There’s the ragbag of characters, too: the Jewish raconteur, the one who always dishes out the juicy tales even if it’s way past breaktime; the substandard copywriter who keeps coming back even while he was already “walked Spanish down the hall”; the many lovely women who are stuck with ghastly haircuts or are too beautiful or are decisive about keeping some other woman’s husband’s child. The best thing about their portrayal is that it wasn’t done in a distasteful way; there are multiple aspects to them, not merely office drones who are not seen rising up the ladder or eating their less competent coworkers for breakfast. They have lives; these lives, though, just happen to take off from the “cubicle world” that enables them to afford their lifestyle, to exercise creativity and a brand of eccentricity, or to seek a universe apart from the weekday one.
The system is somehow “deglamourized”; the whole system’s unspared from economic crunch, violence (in the form of downright dirty gossip or otherwise), and ultimately, death of the many personal and corporate kinds. and nothing is more fitting than the “we,” that undeniably collective voice that tells us we’re all and the same, but not quite, but who knows at the end of the day, right?

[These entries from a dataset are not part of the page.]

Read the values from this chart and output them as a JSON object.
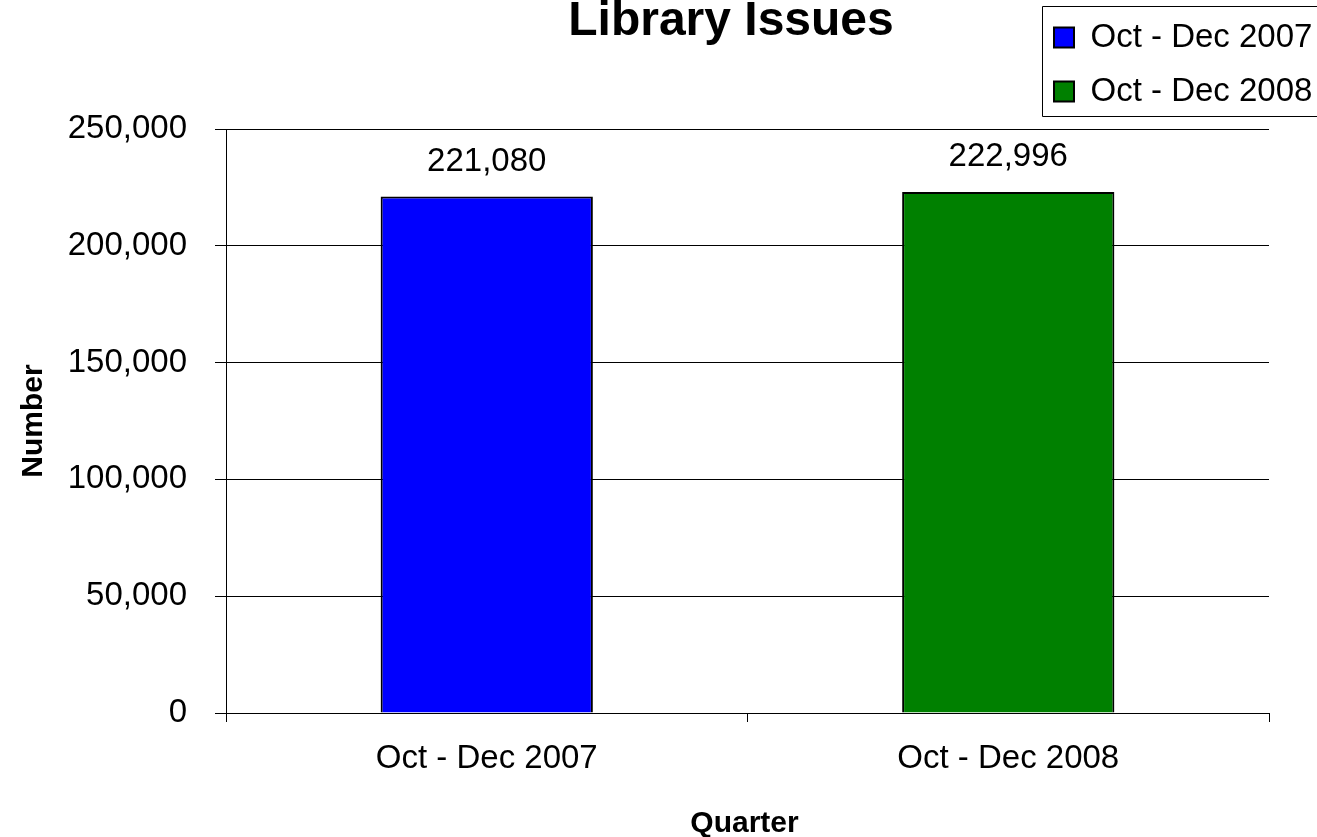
{
  "chart_data": {
    "type": "bar",
    "title": "Library Issues",
    "xlabel": "Quarter",
    "ylabel": "Number",
    "categories": [
      "Oct - Dec 2007",
      "Oct - Dec 2008"
    ],
    "series": [
      {
        "name": "Oct - Dec 2007",
        "color": "#0000ff",
        "values": [
          221080,
          null
        ],
        "value_labels": [
          "221,080",
          null
        ]
      },
      {
        "name": "Oct - Dec 2008",
        "color": "#008000",
        "values": [
          null,
          222996
        ],
        "value_labels": [
          null,
          "222,996"
        ]
      }
    ],
    "ylim": [
      0,
      250000
    ],
    "yticks": [
      0,
      {
        "value": 50000,
        "label": "50,000"
      },
      {
        "value": 100000,
        "label": "100,000"
      },
      {
        "value": 150000,
        "label": "150,000"
      },
      {
        "value": 200000,
        "label": "200,000"
      },
      {
        "value": 250000,
        "label": "250,000"
      }
    ],
    "grid": "y",
    "legend": "top right"
  }
}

I’ve had my own share of adventures (or lack thereof) in my own little office space for some time now, and it’s not a Herculean task to identify with the characters of this world Ferris imagined with an almost religious fervor. It’s like my life – and yours – summarized, and we’re let in on something we can endlessly identify with. Like layoffs, or mid-morning coffee breaks, or maybe something more, like our own demise.